Weighted scales
- ashdyer2604
- Apr 27, 2024
- 3 min read
Luck
/lʌk/
noun
success or failure apparently brought by chance rather than through one's own actions.
Last year was a very hard year for me. Yes, it was full of laughter, opportunities, and memories I'll never forget. But it was a year of shedding old scabbed parts of me off so I could grow into the person I am today.
People saw how the scars were wearing me down. So they tried to break me out of the calcified years of bad habits.
But it was hard to let go of who I was because I had lived with her my whole life. I wasn't completely happy with her, but I loved her.
So anytime someone told me I had to let her go, I felt attacked.
Forced to wake up at 6 am to bike across the island, forced to interrupt my evenings at 7 pm to do an hour of jiu-jitsu, forced to pay bills, forced to clean, forced to write a blog.
I hated it all because I wanted to stay still.
I didn't want to move.
But eventually, I couldn't move. Telling myself I was the victim and that everyone was trying to hurt me allowed my skin to engulf me in its grasp. It crippled and wore me thin until I was nothing but calluses.
So when people told me I gained weight, and that I needed to lose weight, I took it as “oh my god I’m fat” and I got mad at myself for letting my weight get out of hand.
Ironically enough, I turned to food to handle this stress, which just drove me deeper into a pit of self-pity and hatred.
Instead of letting their words push me forward, I laid beneath them and let them crush me.
But after MANY shed tears and long conversations, I learned that it was really hard to hear people talk about my insecurities so openly. I knew they wanted the best for me, but I only absorbed the words, and not the intention behind them.
I had to learn on my own time that sometimes in order for new things to grow, you have to let old things go.
I did my best to let go of the person I was in order to become the person I have the potential to be.
Once I had done that, I realized how lucky I was to have these people. To help me see the pain I had become numb to.
With me kicking and screaming, I was held down and had my calloused skin scraped off.

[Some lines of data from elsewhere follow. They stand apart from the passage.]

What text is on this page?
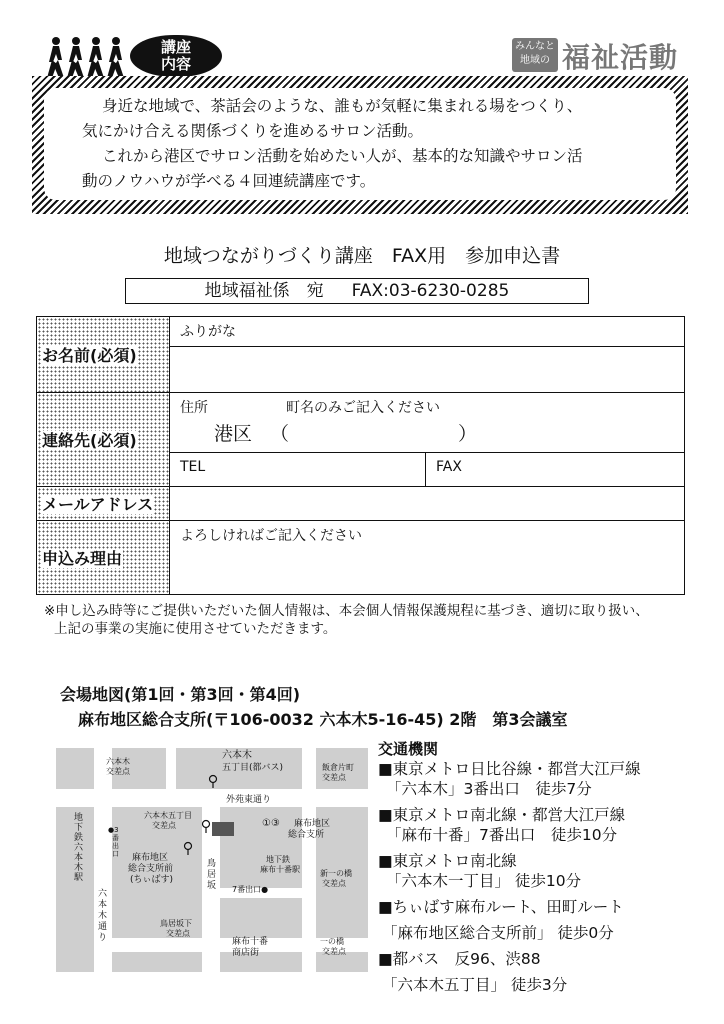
講座
内容
みんなと
地域の 福祉活動

身近な地域で、茶話会のような、誰もが気軽に集まれる場をつくり、

気にかけ合える関係づくりを進めるサロン活動。

これから港区でサロン活動を始めたい人が、基本的な知識やサロン活

動のノウハウが学べる４回連続講座です。

地域つながりづくり講座　FAX用　参加申込書
地域福祉係　宛 FAX:03-6230-0285
お名前(必須)	ふりがな	

連絡先(必須)	住所 町名のみご記入ください
港区 （ ）	

	TEL	FAX

メールアドレス		
申込み理由	よろしければご記入ください	
※申し込み時等にご提供いただいた個人情報は、本会個人情報保護規程に基づき、適切に取り扱い、
上記の事業の実施に使用させていただきます。
会場地図(第1回・第3回・第4回)
麻布地区総合支所(〒106-0032 六本木5-16-45) 2階　第3会議室
六本木交差点
六本木五丁目(都バス)	飯倉片町交差点
外苑東通り
六本木五丁目交差点	①③	麻布地区総合支所
地下鉄六本木駅
●3 番出口	麻布地区総合支所前(ちぃばす)
鳥居坂
地下鉄麻布十番駅
7番出口●
新一の橋交差点
六本木通り
鳥居坂下交差点
麻布十番商店街
一の橋交差点
交通機関
■東京メトロ日比谷線・都営大江戸線
「六本木」3番出口　徒歩7分
■東京メトロ南北線・都営大江戸線
「麻布十番」7番出口　徒歩10分
■東京メトロ南北線
「六本木一丁目」 徒歩10分
■ちぃばす麻布ルート、田町ルート
「麻布地区総合支所前」 徒歩0分
■都バス　反96、渋88
「六本木五丁目」 徒歩3分
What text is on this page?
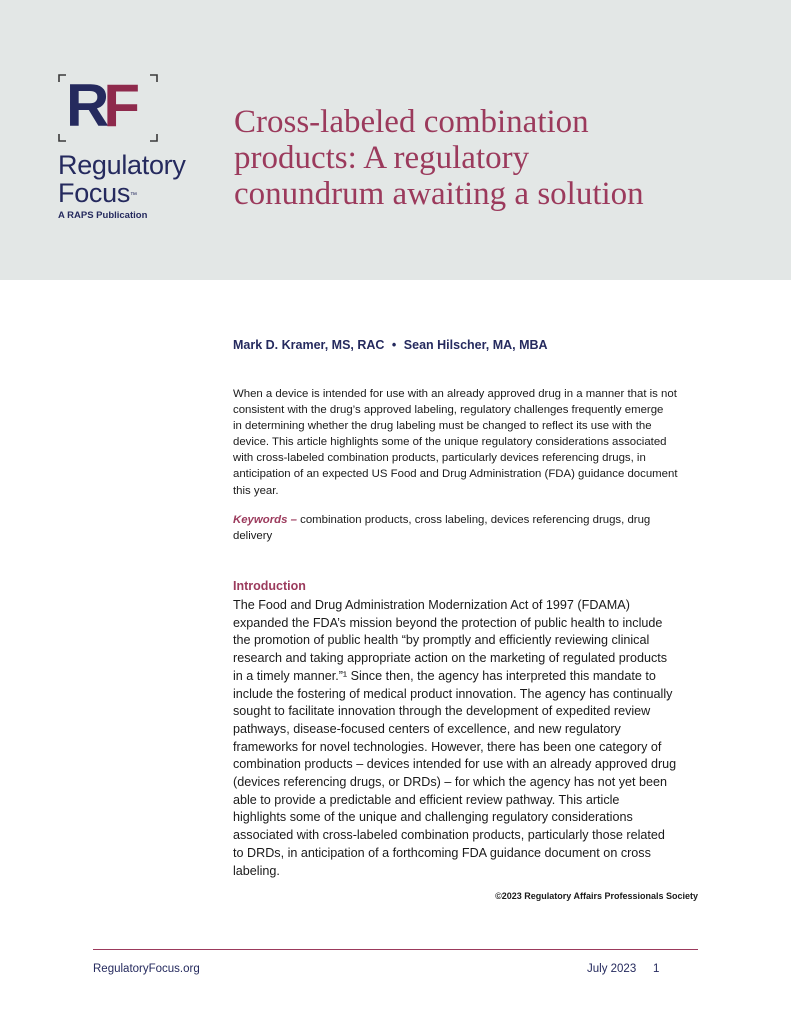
RF
Regulatory
Focus™
A RAPS Publication
Cross-labeled combination
products: A regulatory
conundrum awaiting a solution
Mark D. Kramer, MS, RAC • Sean Hilscher, MA, MBA
When a device is intended for use with an already approved drug in a manner that is not
consistent with the drug’s approved labeling, regulatory challenges frequently emerge
in determining whether the drug labeling must be changed to reflect its use with the
device. This article highlights some of the unique regulatory considerations associated
with cross-labeled combination products, particularly devices referencing drugs, in
anticipation of an expected US Food and Drug Administration (FDA) guidance document
this year.
Keywords – combination products, cross labeling, devices referencing drugs, drug
delivery
Introduction
The Food and Drug Administration Modernization Act of 1997 (FDAMA)
expanded the FDA’s mission beyond the protection of public health to include
the promotion of public health “by promptly and efficiently reviewing clinical
research and taking appropriate action on the marketing of regulated products
in a timely manner.”¹ Since then, the agency has interpreted this mandate to
include the fostering of medical product innovation. The agency has continually
sought to facilitate innovation through the development of expedited review
pathways, disease-focused centers of excellence, and new regulatory
frameworks for novel technologies. However, there has been one category of
combination products – devices intended for use with an already approved drug
(devices referencing drugs, or DRDs) – for which the agency has not yet been
able to provide a predictable and efficient review pathway. This article
highlights some of the unique and challenging regulatory considerations
associated with cross-labeled combination products, particularly those related
to DRDs, in anticipation of a forthcoming FDA guidance document on cross
labeling.
©2023 Regulatory Affairs Professionals Society
RegulatoryFocus.org	July 2023 1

They took off just enough so I could see the mountain of habit piled up beside me. Once I became aware of it, they handed me the shaver and I scraped the rest of myself.
Learning to love and let go of the old me closed an old door and opened a new one.
As I stepped through that new door, everything was the same. But I felt different. I was grateful for everything and everyone around me. I realized how lucky I truly am. How everything flows around me in a perfect symphony, exposing me to things that are meant to be, for me.
If you had asked me if I was lucky last year, I would have said "no." Because I didn't know how to appreciate all that was given to me. Simply because it was all given to me.
With the luck I've had, not everything is going to plan.
But as I weigh the scales of my life, the negative I scraped away has allowed me to see that the good outweighs the bad, and that it always has.